NEW YORK — The unlikely encounter between first-time opera director Woody Allen and a budding Albanian tenor began with about 20 minutes of near-silence at rehearsal.
"I barely spoke English, and he barely spoke — at first," jokes Saimir Pirgu.
Then, in 2008, he was an emerging tenor who had one of the biggest breaks of his young career as a principal in an Allen-directed comedic opera.
Four years later, 31-year-old Pirgu is an even hotter hire in the music business. He's appearing with the San Francisco Opera in Bellini's "I Capuleti e i Montecchi," a reworking of "Romeo and Juliet" that runs through Oct. 19. Later this season, he'll sing at New York's Metropolitan Opera alongside Placido Domingo in Verdi's "La Traviata," and with the Chicago Symphony Orchestra under celebrity conductor Riccardo Muti.
His performance with Domingo will serve as a reunion: Both Domingo and the late Luciano Pavarotti, two of The Three Tenors, not only inspired Pirgu's career but also helped nurture it.
"I'll be at the Metropolitan singing with Domingo, and I was friends with Pavarotti.

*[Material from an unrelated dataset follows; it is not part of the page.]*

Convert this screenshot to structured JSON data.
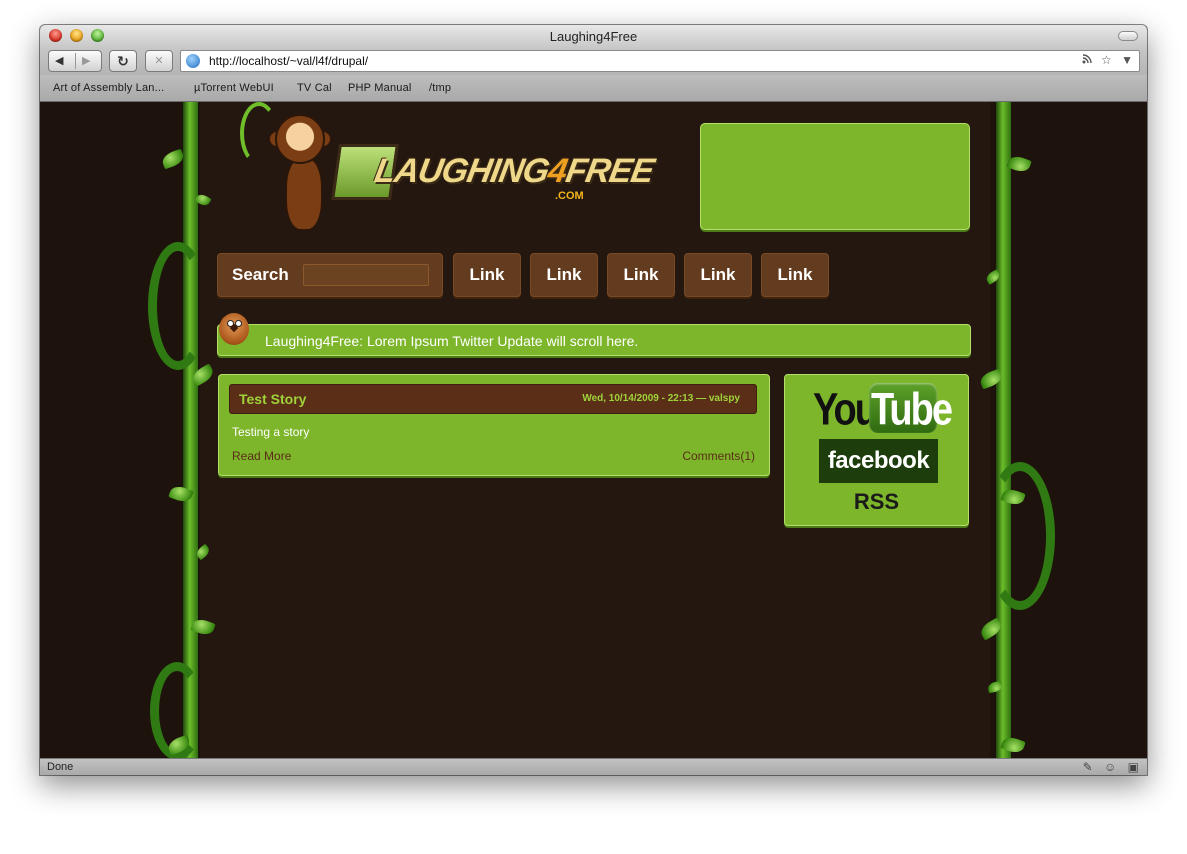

It's unimaginable!" says Pirgu, speaking from San Francisco via Skype — in Italian, since he's still learning English.
At the Met, he'll play a young man arriving in the big city and falling into a doomed love — a character a bit like himself, says Pirgu.
He left Albania a dozen years ago for Italy. Pirgu was the son of parents working in the metals industry in Elbasan, a small city in what was a struggling communist country when he was born. He started singing at about 2, and was plucked from kindergarten by the government for a special gifted-child education.
When communism fell in the early 1990s, his parents — one Muslim, the other Christian — lost everything, including their jobs. But Pirgu held on to his dream of studying voice in Italy.
"I told my mother, I'll never come back, whether or not I'm accepted at the conservatory," he recalls.
He was 18, with the equivalent of about $500 to his name, when he entered the conservatory in Bolzano, a northern Italian city where he could only afford a bed in a dorm run by priests, washing dishes for some money.
Months later, Pavarotti was vacationing at a nearby spa. He'd heard about the Albanian teen and was curious.
Led into a room with a piano to face the vocal master, "I was in shock," says Pirgu. He was literally speechless until Pavarotti asked what he'd like to sing.
"Una furtiva lagrima," the nervous teen blurted out fast — a famous love aria.
After two hours, Pavarotti was still listening, impressed and offering advice that continued for years through phone calls and coachings.
"He said you have to have perfect intonation and clean diction, then comes the rest," recounts Pirgu.
The rest is a voice critics have described as technically superb and musically distinctive.
The tenor first appeared at the Vienna State Opera when he was only 21, singing Mozart under the revered veteran conductor Claudio Abbado. Suddenly, Pirgu went from earning almost nothing to having $20,000 or $30,000 in the bank.
Then followed London's Covent Garden, Milan's La Scala, the Paris Opera, the Salzburg festival — and the list of top stages is still growing.
As general director in Los Angeles, as well as at the Washington National Opera until last year, Domingo brought Pirgu to both houses.
He calls him "one of the most promising lyric tenors of the younger generation."
Allen directed Pirgu in a 2008 Los Angeles Opera production of Puccini's "Gianni Schicchi" — the hilarious story of an old man who dies and leaves his family searching for his will, hidden in a pot of pasta.
What's kept Pirgu grounded amid early successes is having lived through "our suffering in the Balkans," he says. "Whoever suffers appreciates more what he has, and that saves me from getting lost in the world of egos that surround me."